Regresaba del nauseabundo baño y observé a mis compañeros sentados alrededor de la pegajosa y coja mesa, y nos vi como extraterrestres en ese lugar, completamente fuera de lugar, desentonando con el entorno, pero a la vez camuflados o asimilados entre el humo y el olor a alcohol. En ésa época, hace varios años ya, nos dio por salir a beber a locales como ése: círculos de artesanos y ex oficiales de alguna rama armada, bares medios solitarios y oscuros, locales cerveceros de poca monta con olor a vino bigoteado y aceite refrito. Y estábamos ahí los cuatro, bebiendo alguna cerveza para apaciguar la sed, nadie nos miraba, nadie nos molestaba, cada cual en su mesa conversando, bebiendo, exhalando humo o comiendo calugas de pescado, único comestible ofrecido para los parroquianos por Peluca, dueño del bar del mismo nombre.

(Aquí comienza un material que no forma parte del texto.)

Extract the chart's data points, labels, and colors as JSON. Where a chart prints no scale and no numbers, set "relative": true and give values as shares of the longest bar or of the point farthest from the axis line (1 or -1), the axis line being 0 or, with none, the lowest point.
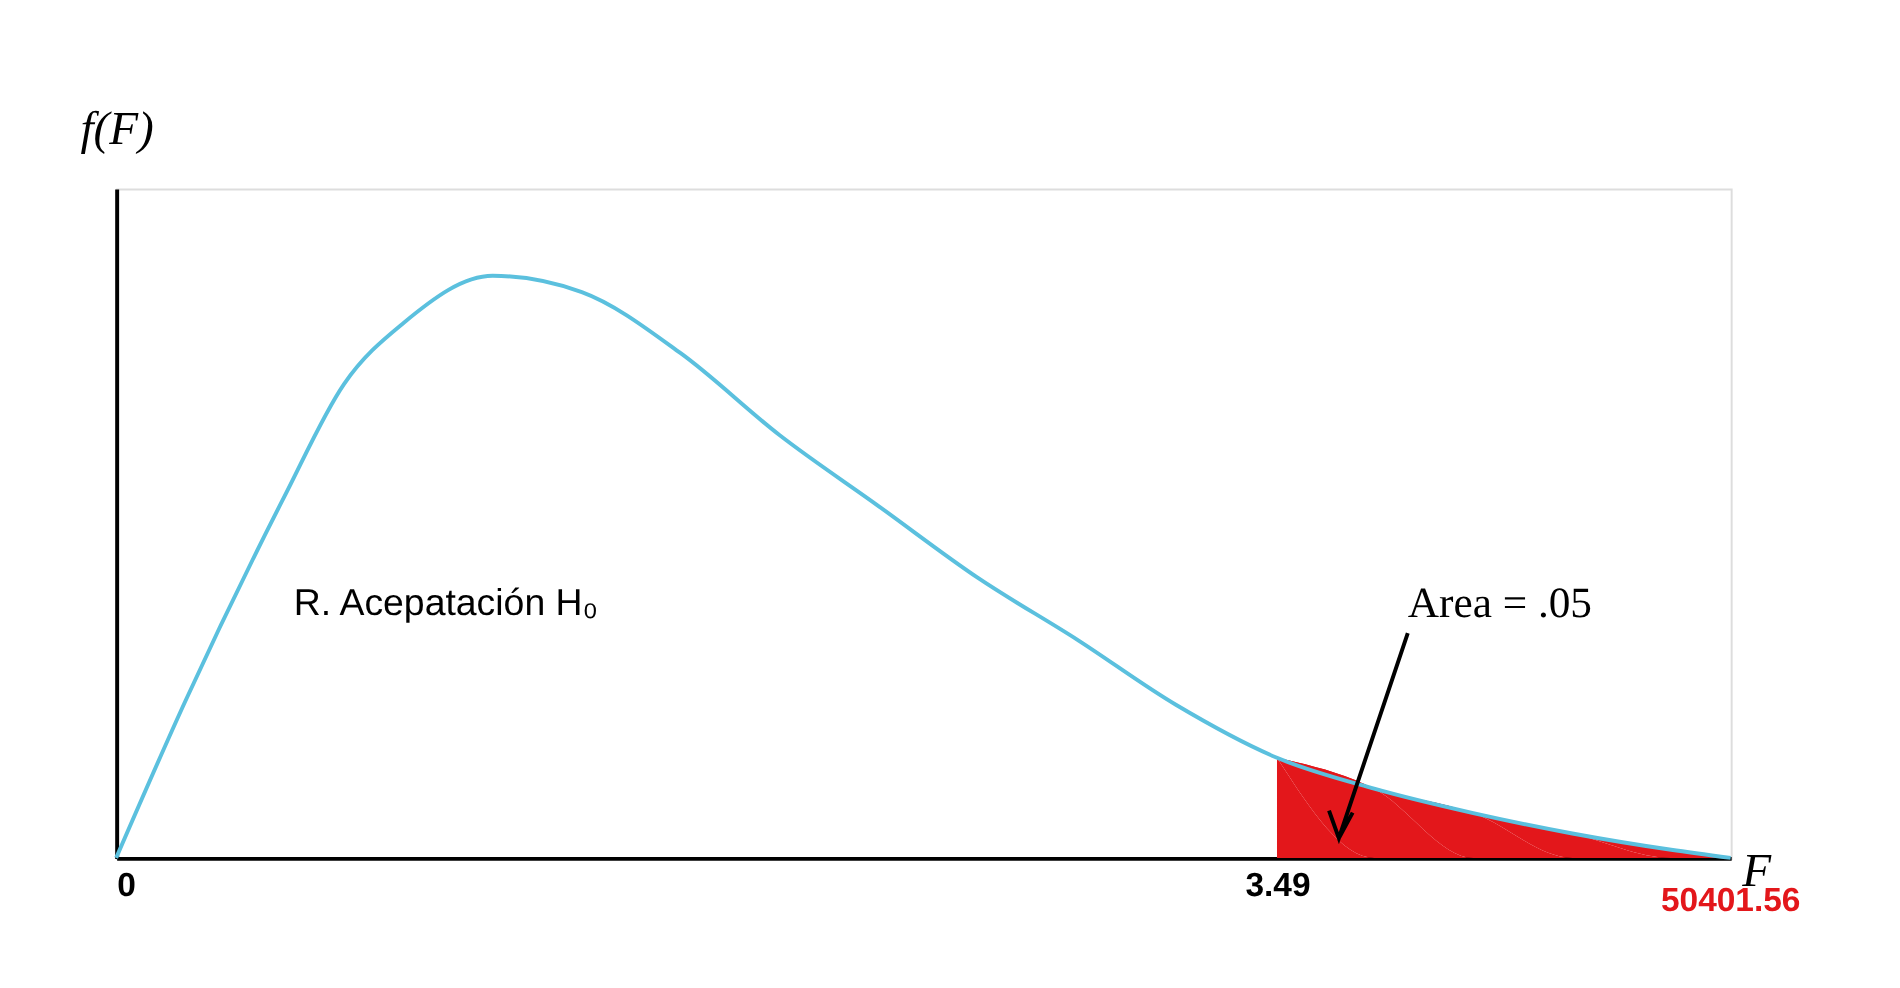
{
  "chart_data": {
    "type": "line",
    "relative": true,
    "xlabel": "F",
    "ylabel": "f(F)",
    "xlim": [
      0,
      4.854
    ],
    "xticks": [
      0,
      3.49
    ],
    "grid": false,
    "series": [
      {
        "color": "#5bc0de",
        "x": [
          0,
          0.2085,
          0.506,
          0.685,
          0.864,
          1.132,
          1.4,
          1.697,
          1.995,
          2.293,
          2.591,
          2.889,
          3.186,
          3.49,
          3.782,
          4.08,
          4.378,
          4.675,
          4.854
        ],
        "values": [
          0,
          0.27,
          0.621,
          0.814,
          0.919,
          1.0,
          0.972,
          0.867,
          0.726,
          0.604,
          0.481,
          0.375,
          0.263,
          0.172,
          0.119,
          0.077,
          0.042,
          0.014,
          0
        ]
      },
      {
        "type": "area",
        "color": "#e3171b",
        "x": [
          3.49,
          3.782,
          4.08,
          4.378,
          4.675,
          4.854
        ],
        "values": [
          0.172,
          0.119,
          0.077,
          0.042,
          0.014,
          0
        ]
      }
    ],
    "annotations": [
      "R. Acepatación H₀",
      "Area = .05",
      {
        "text": "50401.56",
        "x": 4.854,
        "y": 0
      }
    ]
  }
}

Los parroquianos de este bar lo constituyen, hasta el día de hoy, obreros, trabajadores agrícolas y jubilados quienes llegan hasta la barra para calmar su sed, para descansar, para olvidar o porque ya no tienen nada más que hacer. Casi invisible, permanece inalterable desde la lejana época donde las tardes se llenaban de trabajadores sedientos en búsqueda de su metro cuadrado de cerveza luego de una larga jornada laboral elaborando, justamente, cerveza. Por eso, al ver a mis compañeros cerveceros sentados ahí, parecíamos fuera de foco, pero especialmente Pancho con su claramente perceptible herencia alemana e italiana. En la barra, sentado mirando con ojos vidriosos el espejo, un señor con aspecto de jubilado mira hacia la nada bebiendo una caña de vino sorbo a sorbo, lentamente. Cada cierto tiempo, gira su pequeño y delgado cuerpo hacia la entrada, y luego vuelve raudamente a seguir bebiendo su caña.
No recuerdo que temas hablábamos en esos años, todos estábamos en la universidad y el dinero no campeaba en nuestros bolsillos, exceptuando obviamente Pietro, pero él es una persona especial y gustaba extrañamente de ir a meterse a un lugar como Peluca. Y entre tema y tema entra una ráfaga de aire helado, la puerta se abre y dos señoras, con ropa ajustada y evidente sobrepeso, ingresan y se dirigen con paso decidido a la barra. Al pasar, una de ellas nos mira de reojo, cosa que nos asusta. Se sientan cada una al lado del hombre de la barra, creando un cómico sándwich humano donde las señoras prácticamente hacen desaparecer al tipo que tímidamente pide cervezas para sus acompañantes.
Ellas fuman y beben, el ríe nerviosamente. Una de ellas le presta toda su atención, la otra, escanea el bar posando su mirada en cada una de las mesas, sonriendo en forma pícara. Su ropa está tan apretada y sus formas tan redondeadas que imagino que en cualquier momento puede explotar. Mis amigos y yo nos levantamos, pagamos y nos vamos hacia algún lugar que no recuerdo, seguramente cada uno a sus respectivos hogares, poco hay que hacer de noche en un pueblo como éste, los inviernos fríos y húmedos sumado a la nula vida nocturna existente en esos años hacen que irse a acostar haya sido siempre un buen panorama. Será hasta la próxima Peluca, me digo, nos vemos en unos días más, o semanas más, o quizás nunca, cuando nuevamente los cuatro alienígenas sin novia y sin nada mejor que hacer vuelvan a capear el frío y a calmar la sed.
Un par de días después, Peluca vuelva a mi mente. El diario local publica que un jubilado fue encontrado en un sitio eriazo cercano a la estación de trenes, con los pantalones abajo, completamente ebrio y sin ningún peso en los bolsillos. Solo recuerda que pasó a beber algo para el frío a su bar de siempre.